Via Manly P. Hall/ FB: Just as true today as it were in the 1930's.



"The energy, courage and vision of youth can support the progress of the world, yet it is denied a place in the sun. No provision has been made to insure a square deal to the young people of America, no hero has come forth to champion their cause before a self-centered generation. The miseries, uncertainties and disillusionments of past decades are overshadowing and oppressing the new generation. Must unborn tomorrow always suffer for the sins of dead yesterday?

In a few years the older generation, with its plots and spoils, must pass away. Instead of battling the feudal lords of industry and finance, secure in their high places, leave them to the inevitable ravages of time. If these hard-set men who think only in terms of success, and whose only emotion is love of power, cannot be reformed, we need not despair. What men cannot change, nature will remove in due time.

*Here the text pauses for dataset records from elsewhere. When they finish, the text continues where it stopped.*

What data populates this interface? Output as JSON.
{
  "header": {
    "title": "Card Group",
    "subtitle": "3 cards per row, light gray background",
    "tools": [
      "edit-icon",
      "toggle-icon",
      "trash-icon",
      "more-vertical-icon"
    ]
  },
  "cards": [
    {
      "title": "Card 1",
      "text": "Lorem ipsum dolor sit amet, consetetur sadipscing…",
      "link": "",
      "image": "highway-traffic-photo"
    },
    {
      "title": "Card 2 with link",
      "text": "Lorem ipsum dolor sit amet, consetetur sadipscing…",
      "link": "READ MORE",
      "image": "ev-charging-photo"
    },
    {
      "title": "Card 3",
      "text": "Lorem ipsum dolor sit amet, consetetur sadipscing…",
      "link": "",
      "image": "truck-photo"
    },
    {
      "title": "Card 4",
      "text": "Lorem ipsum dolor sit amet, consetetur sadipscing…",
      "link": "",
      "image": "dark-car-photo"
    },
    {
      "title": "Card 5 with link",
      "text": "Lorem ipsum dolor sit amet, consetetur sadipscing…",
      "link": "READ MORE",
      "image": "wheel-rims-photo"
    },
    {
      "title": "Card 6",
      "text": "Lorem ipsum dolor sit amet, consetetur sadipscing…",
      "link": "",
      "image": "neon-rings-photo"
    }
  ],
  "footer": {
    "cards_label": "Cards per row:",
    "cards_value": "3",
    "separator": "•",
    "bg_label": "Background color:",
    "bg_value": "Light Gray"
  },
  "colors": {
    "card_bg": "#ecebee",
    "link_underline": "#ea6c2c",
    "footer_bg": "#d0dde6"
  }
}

Vesalius at 26 rescued the scientific mind from two millenniums of error. Pitt was prime minister at 24. Jeanne d’Arc freed her country, crowned her king, and died at 19. Alexander Hamilton was on Washington’s staff at 20. Mendelssohn at 17 composed a great overture. John Ericsson, who built the Monitor, was a draftsman at 12 and a full-fledged engineer at 18. Great things have been done in the world by the young, and it would be easy to stimulate the contributions of youth in this country. But now, as in the dark ages, youth must bow to the superstitions and mistakes of age, its vision and hope wasted, and its courage allowed to fail for lack of opportunity.

Let us then educate the younger generation to a different standard of life and action. Let us invest every resource of the nation, if necessary, in equipping youth to rule the world of tomorrow more wisely than age is ruling it today."